Mit dabei ist Stabhochsprung-Ass Raphael Holzdeppe vom LAZ Zweibrücken, obwohl er nur die internationale Norm erfüllt hat. "Er ist ein Weltklasse-Athlet, der aufgrund seiner Verletzung derzeit nicht in der Lage ist, Höchstleistungen abzurufen. Wir glauben, dass er bis Rio dazu in der Lage ist", begründete Dirk Schimmelpfennig, DOSB-Vorstand Leistungssport, die Entscheidung.

Meinung:

Eine Sportart auf dem Weg nach unten

Von SZ-Redakteur Mark Weishaupt

Man mag es kaum glauben: Da wehrt sich Triathletin Rebecca Robisch gegen ein offensichtliches Unrecht, das ihr ihr Dachverband, die Deutsche Triathlon-Union (DTU), zugefügt hat, und wird als "Dankeschön" dafür bestraft. Und zwar nicht nur mit der Nicht-Nominierung für die Olympischen Spiele, die schon schlimm genug ist. Nein - die anderen Vorgeschlagenen werden quasi in Sippenhaft genommen und dürfen auch nicht nach Rio. Dass der Deutsche Olympische Sportbund nur Anne Haug mit nach Rio nimmt, liegt vor allem in der Verantwortung der DTU, die nicht in der Lage war, sich für drei Sportlerinnen zu entscheiden, sondern gleich fünf für drei Plätze vorgeschlagen hat.

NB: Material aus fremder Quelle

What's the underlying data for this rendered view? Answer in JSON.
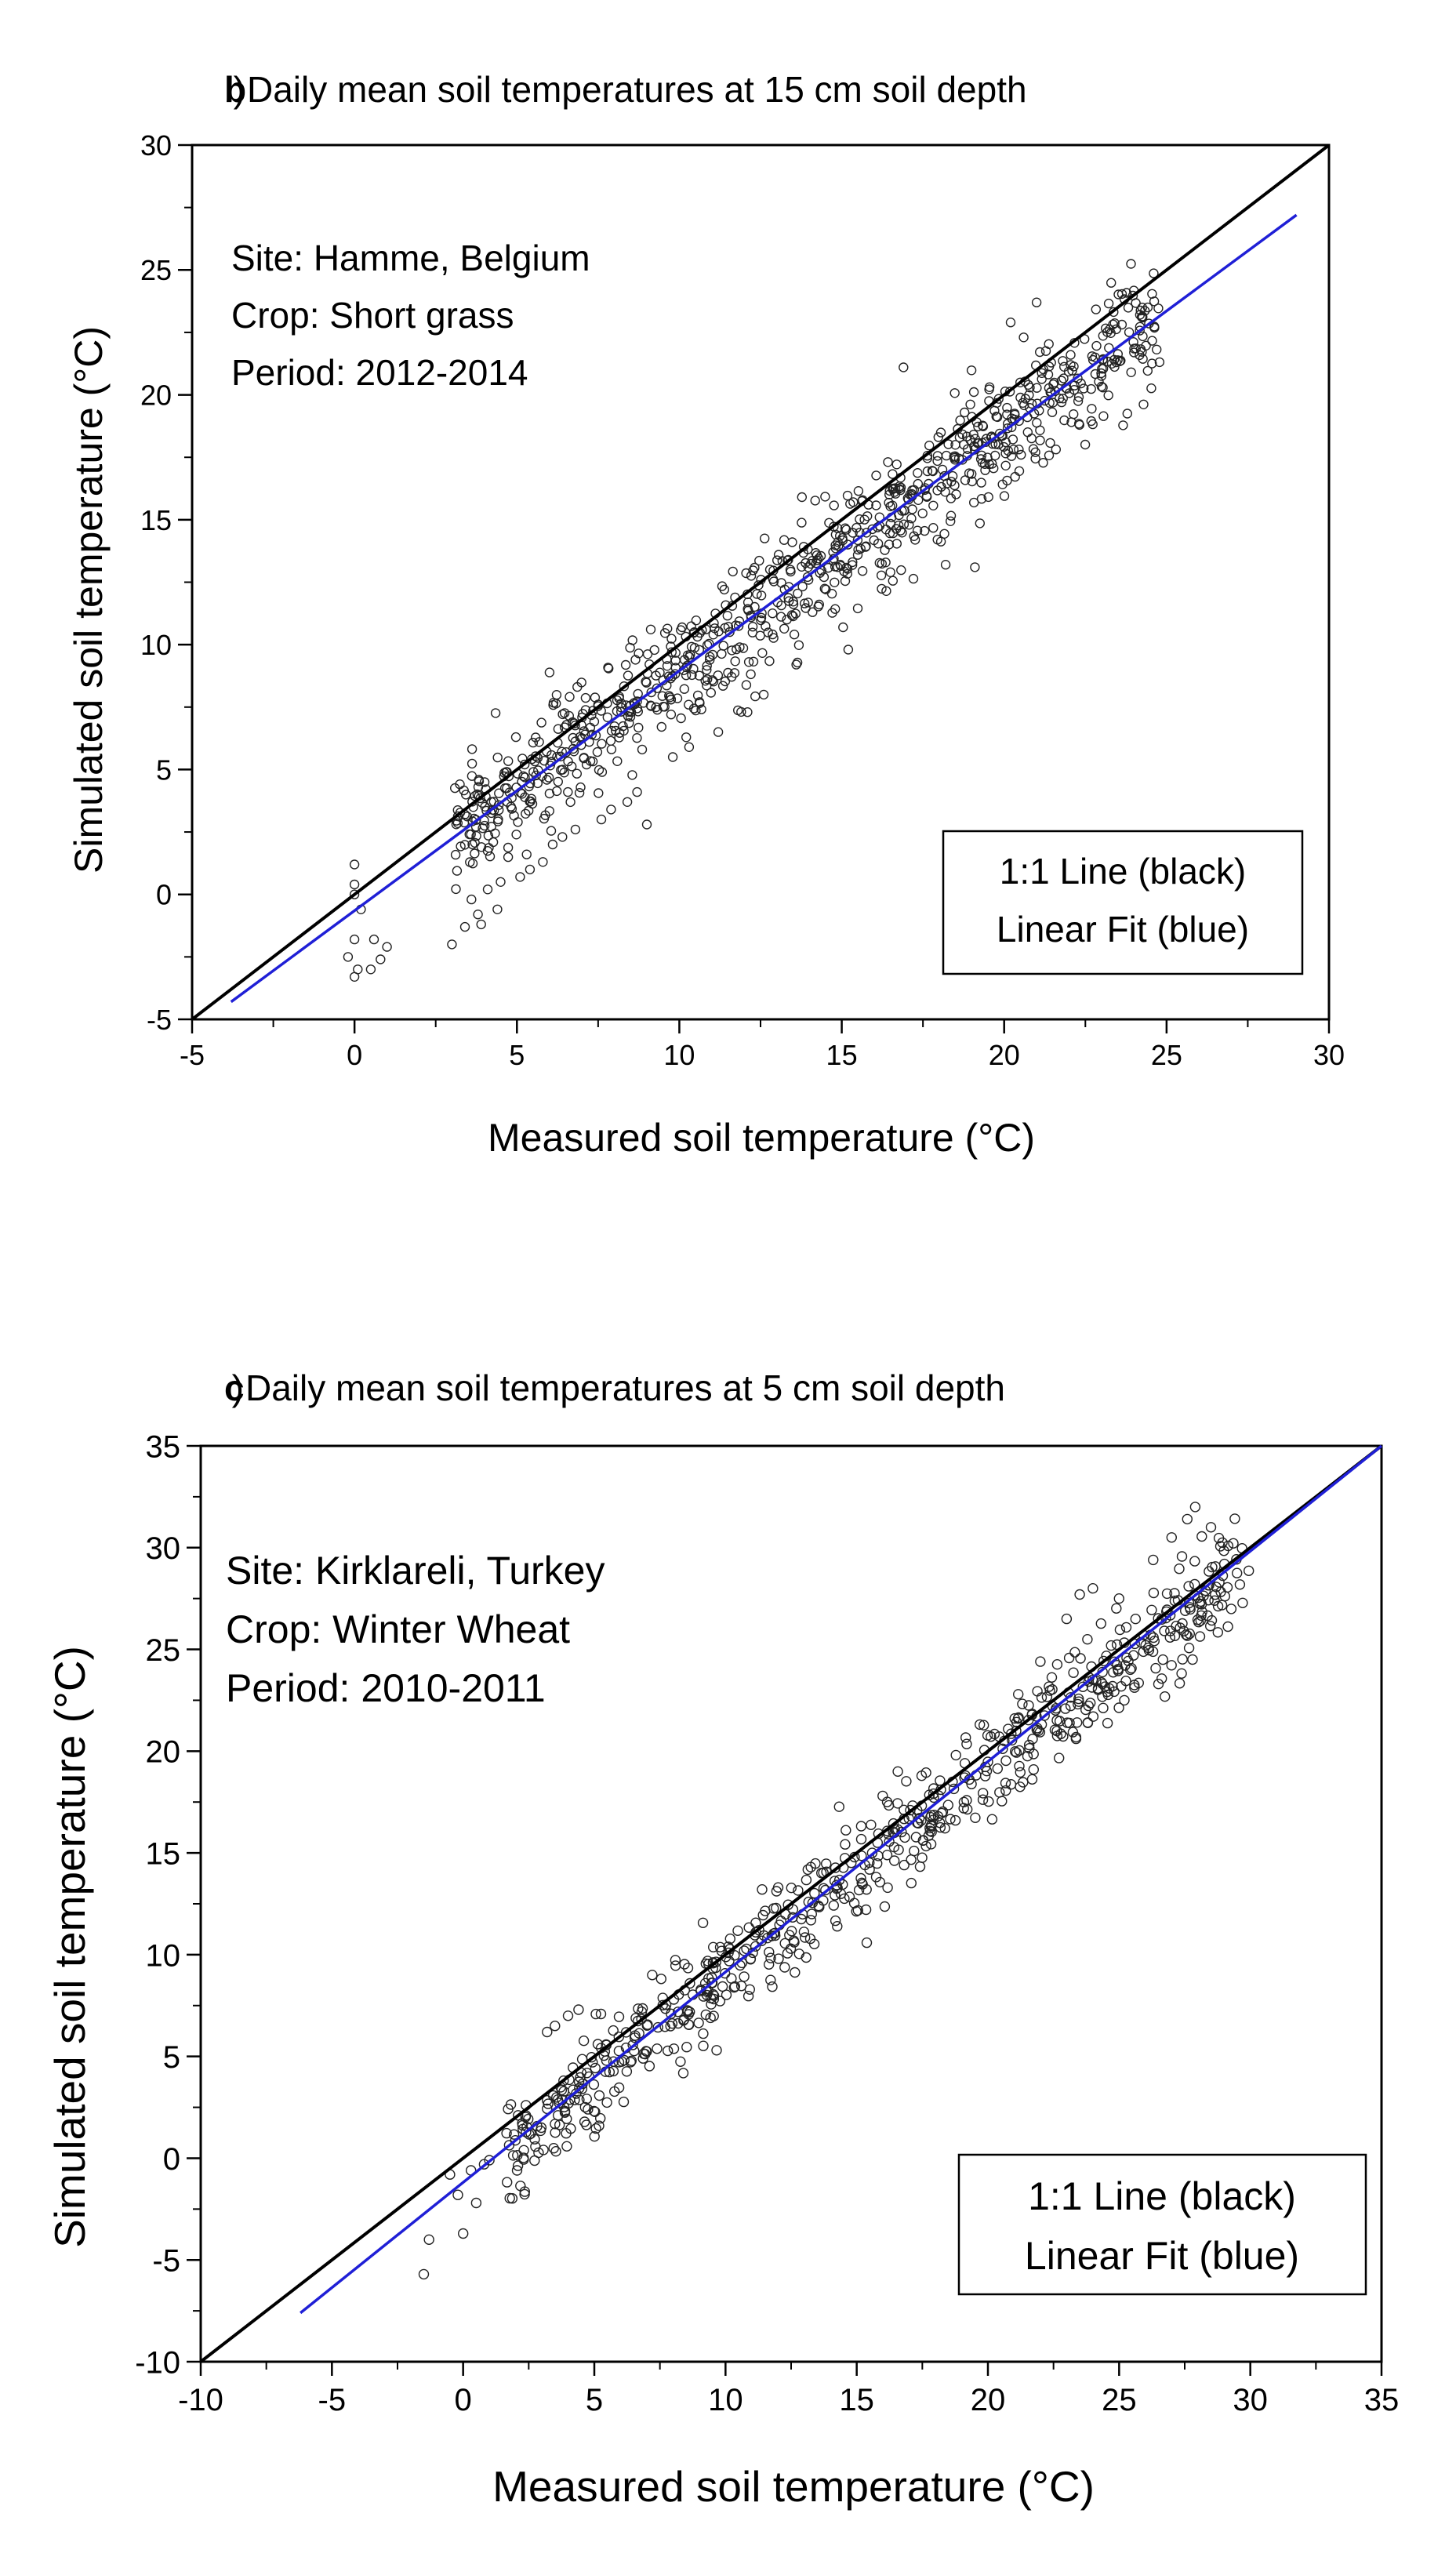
{
  "chart_data": [
    {
      "type": "scatter",
      "panel": "b",
      "title": "Daily mean soil temperatures at 15 cm soil depth",
      "xlabel": "Measured soil temperature (°C)",
      "ylabel": "Simulated soil temperature (°C)",
      "xlim": [
        -5,
        30
      ],
      "ylim": [
        -5,
        30
      ],
      "xticks": [
        -5,
        0,
        5,
        10,
        15,
        20,
        25,
        30
      ],
      "yticks": [
        -5,
        0,
        5,
        10,
        15,
        20,
        25,
        30
      ],
      "annotations": [
        "Site: Hamme, Belgium",
        "Crop: Short grass",
        "Period: 2012-2014"
      ],
      "legend": {
        "position": "bottom-right",
        "entries": [
          "1:1 Line (black)",
          "Linear Fit (blue)"
        ]
      },
      "series": [
        {
          "name": "1:1 Line (black)",
          "kind": "line",
          "color": "#000000",
          "x": [
            -5,
            30
          ],
          "y": [
            -5,
            30
          ]
        },
        {
          "name": "Linear Fit (blue)",
          "kind": "line",
          "color": "#1f1fd6",
          "x": [
            -3.8,
            29
          ],
          "y": [
            -4.3,
            27.2
          ]
        },
        {
          "name": "Simulated vs measured",
          "kind": "scatter",
          "color": "#222222",
          "cloud": {
            "n": 900,
            "x_range": [
              3,
              24.8
            ],
            "slope": 0.955,
            "intercept": -0.6,
            "spread": 1.25,
            "seed": 17
          },
          "points": [
            [
              -0.2,
              -2.5
            ],
            [
              0.0,
              -3.3
            ],
            [
              0.1,
              -3.0
            ],
            [
              0.5,
              -3.0
            ],
            [
              0.8,
              -2.6
            ],
            [
              1.0,
              -2.1
            ],
            [
              0.6,
              -1.8
            ],
            [
              0.0,
              -1.8
            ],
            [
              0.0,
              0.0
            ],
            [
              0.0,
              0.4
            ],
            [
              0.0,
              1.2
            ],
            [
              0.2,
              -0.6
            ],
            [
              3.0,
              -2.0
            ],
            [
              3.4,
              -1.3
            ],
            [
              3.8,
              -0.8
            ],
            [
              3.9,
              -1.2
            ],
            [
              4.4,
              -0.6
            ],
            [
              4.1,
              0.2
            ],
            [
              3.6,
              -0.2
            ],
            [
              5.1,
              0.7
            ],
            [
              5.4,
              1.0
            ],
            [
              5.8,
              1.3
            ],
            [
              5.3,
              1.6
            ],
            [
              6.1,
              2.0
            ],
            [
              6.4,
              2.3
            ],
            [
              6.8,
              2.6
            ],
            [
              7.6,
              3.0
            ],
            [
              7.9,
              3.4
            ],
            [
              8.4,
              3.7
            ],
            [
              9.0,
              2.8
            ],
            [
              8.7,
              4.1
            ],
            [
              9.8,
              5.5
            ],
            [
              10.3,
              5.9
            ],
            [
              11.2,
              6.5
            ],
            [
              12.1,
              7.3
            ],
            [
              12.6,
              8.0
            ],
            [
              13.6,
              9.2
            ],
            [
              14.1,
              11.3
            ],
            [
              15.2,
              9.8
            ],
            [
              16.5,
              12.9
            ],
            [
              18.2,
              13.2
            ],
            [
              19.1,
              13.1
            ],
            [
              20.2,
              22.9
            ],
            [
              21.0,
              23.7
            ],
            [
              20.6,
              22.3
            ],
            [
              16.9,
              21.1
            ]
          ]
        }
      ]
    },
    {
      "type": "scatter",
      "panel": "c",
      "title": "Daily mean soil temperatures at 5 cm soil depth",
      "xlabel": "Measured soil temperature (°C)",
      "ylabel": "Simulated soil temperature (°C)",
      "xlim": [
        -10,
        35
      ],
      "ylim": [
        -10,
        35
      ],
      "xticks": [
        -10,
        -5,
        0,
        5,
        10,
        15,
        20,
        25,
        30,
        35
      ],
      "yticks": [
        -10,
        -5,
        0,
        5,
        10,
        15,
        20,
        25,
        30,
        35
      ],
      "annotations": [
        "Site: Kirklareli, Turkey",
        "Crop: Winter Wheat",
        "Period: 2010-2011"
      ],
      "legend": {
        "position": "bottom-right",
        "entries": [
          "1:1 Line (black)",
          "Linear Fit (blue)"
        ]
      },
      "series": [
        {
          "name": "1:1 Line (black)",
          "kind": "line",
          "color": "#000000",
          "x": [
            -10,
            35
          ],
          "y": [
            -10,
            35
          ]
        },
        {
          "name": "Linear Fit (blue)",
          "kind": "line",
          "color": "#1f1fd6",
          "x": [
            -6.2,
            35
          ],
          "y": [
            -7.6,
            35
          ]
        },
        {
          "name": "Simulated vs measured",
          "kind": "scatter",
          "color": "#222222",
          "cloud": {
            "n": 700,
            "x_range": [
              1.5,
              30
            ],
            "slope": 1.02,
            "intercept": -1.2,
            "spread": 1.3,
            "seed": 29
          },
          "points": [
            [
              -1.5,
              -5.7
            ],
            [
              -1.3,
              -4.0
            ],
            [
              0.0,
              -3.7
            ],
            [
              -0.2,
              -1.8
            ],
            [
              0.5,
              -2.2
            ],
            [
              0.8,
              -0.3
            ],
            [
              0.3,
              -0.6
            ],
            [
              -0.5,
              -0.8
            ],
            [
              1.0,
              -0.1
            ],
            [
              3.2,
              6.2
            ],
            [
              3.5,
              6.5
            ],
            [
              4.0,
              7.0
            ],
            [
              4.4,
              7.3
            ],
            [
              22.0,
              24.4
            ],
            [
              23.0,
              26.5
            ],
            [
              23.5,
              27.7
            ],
            [
              24.0,
              28.0
            ],
            [
              25.0,
              27.5
            ],
            [
              26.3,
              29.4
            ],
            [
              27.0,
              30.5
            ],
            [
              27.6,
              31.4
            ],
            [
              27.9,
              32.0
            ],
            [
              28.5,
              31.0
            ],
            [
              27.8,
              24.5
            ],
            [
              26.5,
              23.3
            ],
            [
              25.2,
              22.5
            ]
          ]
        }
      ]
    }
  ]
}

 Triathlon-Altmeister Steffen Justus wird bei den Olympischen Spielen im August in Rio de Janeiro nicht an den Start gehen können. Foto: Charisius/dpa

Triathlon-Altmeister Steffen Justus wird bei den Olympischen Spielen im August in Rio de Janeiro nicht an den Start gehen können. Foto: Charisius/dpa

Foto: Charisius/dpa

Natürlich wird es niemand der Verantwortlichen zugeben, aber die Botschaft der Funktionäre ist eindeutig: Wer sich nicht an unsere Regeln hält oder nach unserer Pfeife tanzt, der kann hier nichts werden. Was für ein fatales Signal an junge Menschen, die nichts anderes tun wollen als ihrer Leidenschaft nachzugehen und sich ihren großen Lebenstraum, der Teilnahme an der größten Sportveranstaltung der Welt, zu erfüllen. Eine Sportart, die in vergangenen Jahren einen Boom wie kaum eine andere erleben durfte, hat sich nun definitiv selbst ein Bein gestellt.